Mars is coming to a halt for a bit. The planet is still orbiting the Sun, but its position against the background of stars will remain the same. That’s because our viewing angle is changing.
In astronomical parlance, Mars will be stationary. That’ll happen tomorrow. The planet will resume its normal motion across the sky right after that. But it’ll be slow at first, so it’ll take a day or two to notice any difference — and even then, you’ll have to be looking closely to see it.
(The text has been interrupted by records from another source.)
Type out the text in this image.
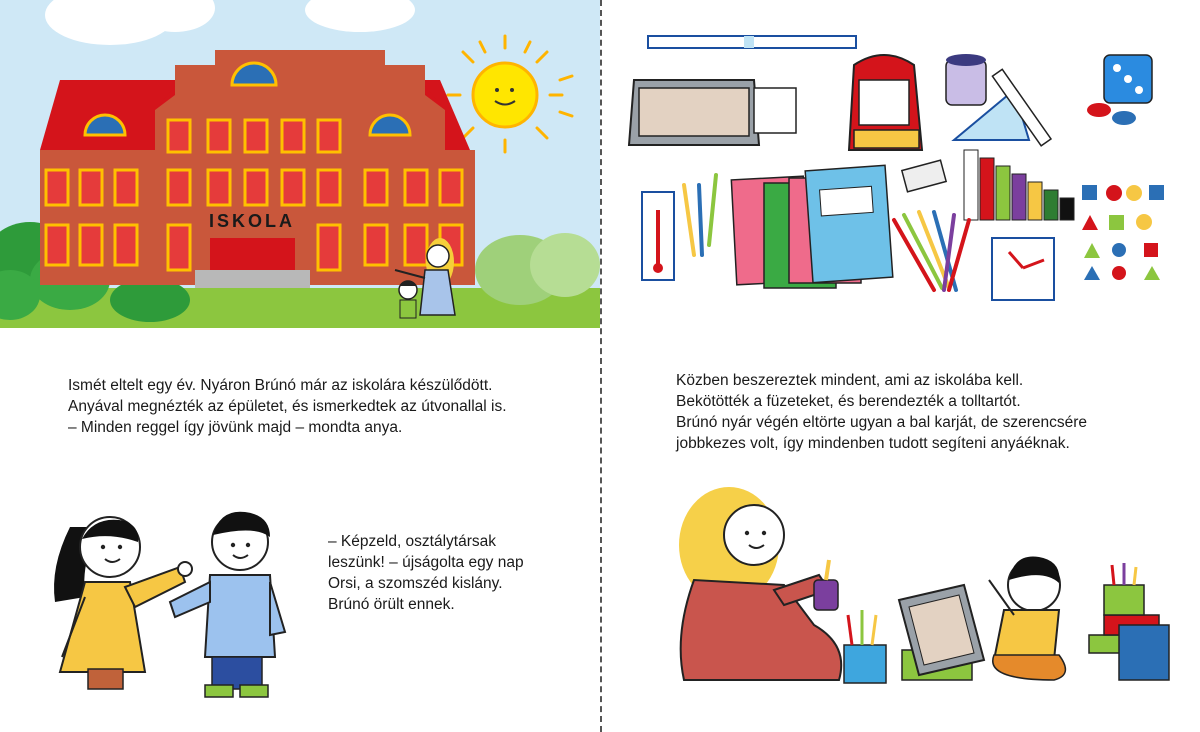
ISKOLA

Ismét eltelt egy év. Nyáron Brúnó már az iskolára készülődött.

Anyával megnézték az épületet, és ismerkedtek az útvonallal is.

– Minden reggel így jövünk majd – mondta anya.

– Képzeld, osztálytársak

leszünk! – újságolta egy nap

Orsi, a szomszéd kislány.

Brúnó örült ennek.

Közben beszereztek mindent, ami az iskolába kell.

Bekötötték a füzeteket, és berendezték a tolltartót.

Brúnó nyár végén eltörte ugyan a bal karját, de szerencsére

jobbkezes volt, így mindenben tudott segíteni anyáéknak.
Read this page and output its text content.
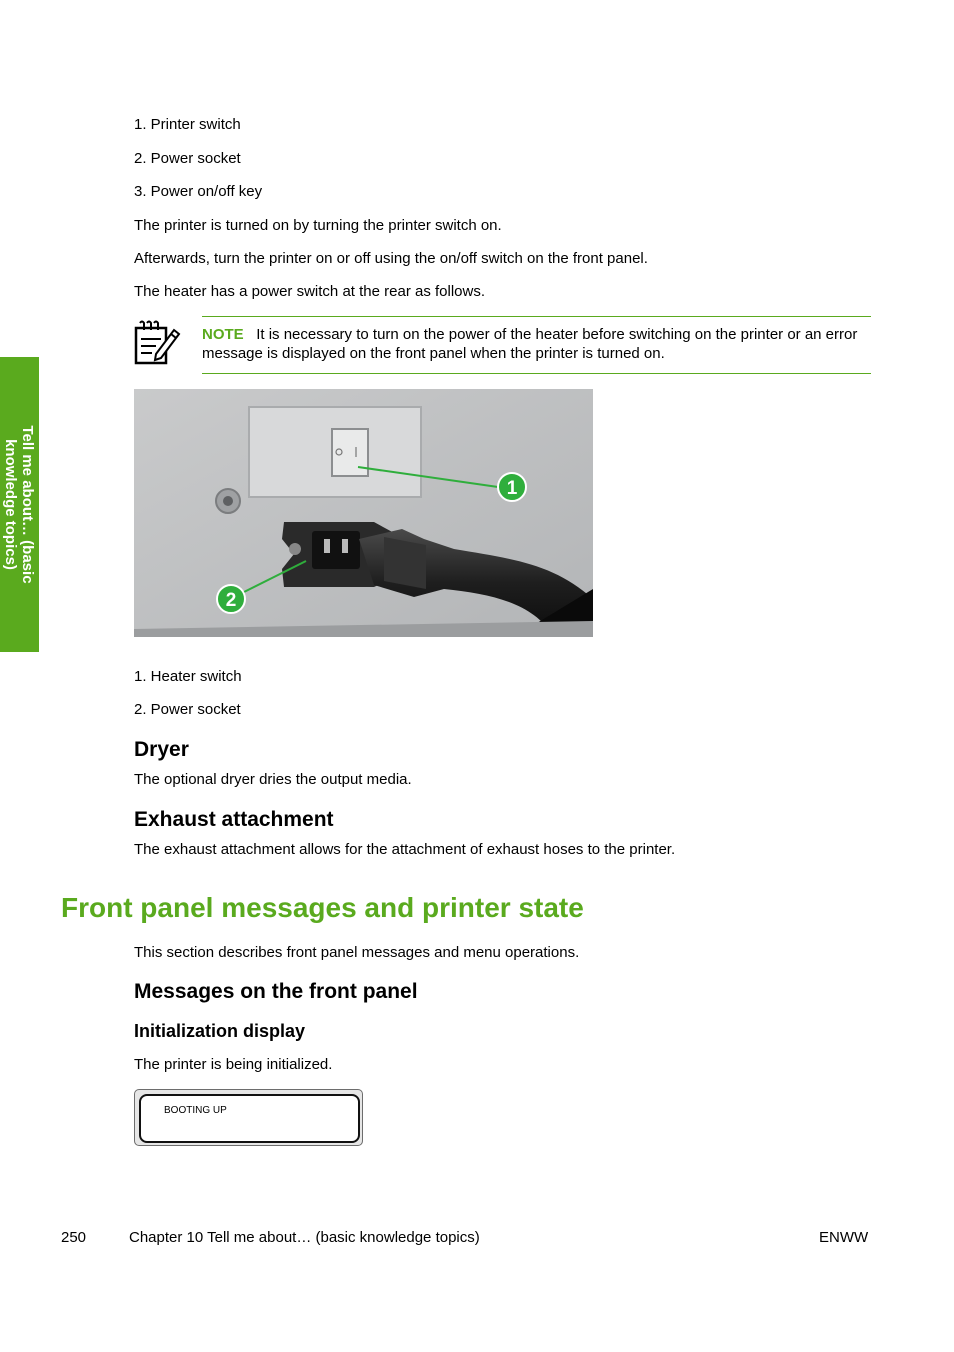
Tell me about… (basic
knowledge topics)
1. Printer switch
2. Power socket
3. Power on/off key
The printer is turned on by turning the printer switch on.
Afterwards, turn the printer on or off using the on/off switch on the front panel.
The heater has a power switch at the rear as follows.
NOTE It is necessary to turn on the power of the heater before switching on the printer or an error message is displayed on the front panel when the printer is turned on.
1
2
1. Heater switch
2. Power socket
Dryer
The optional dryer dries the output media.
Exhaust attachment
The exhaust attachment allows for the attachment of exhaust hoses to the printer.
Front panel messages and printer state
This section describes front panel messages and menu operations.
Messages on the front panel
Initialization display
The printer is being initialized.
BOOTING UP
250	Chapter 10 Tell me about… (basic knowledge topics)	ENWW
As with all the other planets, Mars’s position in the night sky depends on both its motion and ours. Most of the time, Mars moves eastward against the starry background. Every couple of years, though, Earth begins to catch up to it in our smaller, faster orbit around the Sun. As we pass by Mars, it stops and reverses direction for a while. Then it stops again — which happens tomorrow — before resuming its normal course.
A planet puts on its best showing during the “reverse” part of its trek because that’s when it’s closest to Earth. Mars was at that point last month. And it’s still quite close now, so it’s quite a sight. It’s in the east-southeast as night falls, and looks like a brilliant orange star.
Incidentally, astrology assigns special meanings to a planet’s reverse track. Scientifically, though, there’s nothing to it. The brief “about face” is all part of a planet’s normal progression around the Sun — and across our night sky.